Molar Incisive Hypomineralisation (MIH)


What is MIH?

Molar Incisive Hypomineralisation is an anomaly of the enamel that gives rise to cream, yellow or brown stains on the teeth. 

These stains are the result of insufficient mineralisation of the enamel during its development, making the teeth more vulnerable to decay and hypersensitivity. MIH affects approximately 15%  of children worldwide with variations depending on the geographical region. The exact causes of MIH remain to some extent unknown.
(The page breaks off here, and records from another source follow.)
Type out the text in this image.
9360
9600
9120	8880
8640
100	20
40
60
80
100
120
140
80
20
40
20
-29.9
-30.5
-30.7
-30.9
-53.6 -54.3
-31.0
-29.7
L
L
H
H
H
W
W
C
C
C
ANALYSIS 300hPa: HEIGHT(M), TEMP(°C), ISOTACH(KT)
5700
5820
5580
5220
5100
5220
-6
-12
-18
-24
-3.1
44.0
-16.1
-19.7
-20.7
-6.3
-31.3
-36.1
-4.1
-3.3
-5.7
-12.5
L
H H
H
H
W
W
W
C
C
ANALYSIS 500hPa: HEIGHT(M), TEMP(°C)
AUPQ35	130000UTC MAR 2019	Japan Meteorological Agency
Research nevertheless suggests that a role is played by a complex set of potential factors, including genetic and environmental elements and health issues during the first years of life.  Severe childhood illnesses between the ages of 0 and 4, the use of medicines and of anti-inflammatory drugs in particular, as well as certain prenatal and postnatal conditions, are all seen as factors contributing to the development of MIH. The signs of MIH include discoloured and stained molars and incisives. The affected teeth can become more sensitive, especially in response to cold, heat or sugar. In severe cases the enamel can erode, leading to cavities and pain that can potentially affect chewing and speech. 



MIH is diagnosed during a thorough dental examination. A dentist is able to identify characteristic lesions of the tooth enamel and evaluate the extent of the problem. Treatment depends on the severity of the symptoms and can range from the application of fluoride varnish or dental cement to strengthen the enamel to more invasive treatment, especially if the tooth structure is seriously compromised. 

Advice for parents

  • Prevention and Early Detection: Make regular visits to the dentist as soon as the first permanent teeth appear for early detection. 
  • Oral hygiene: Encourage a strict brushing routine using fluoride toothpaste and also dental floss.
  • Diet : Limit sugars and acids that can aggravate already vulnerable teeth. 
  • Professional treatment : Follow the dentist’s recommendations for protective or restorative treatment.

 MIH is a challenge for dentists as well as for the families who are affected by it. Nevertheless, with a clear and thorough understanding, early detection and proactive management it is possible to minimise its impact on the oral health of children. Parents have a key role to play in monitoring and caring for the dental health of their children and are encouraged to act in close cooperation with their dentist to ensure the best possible follow up.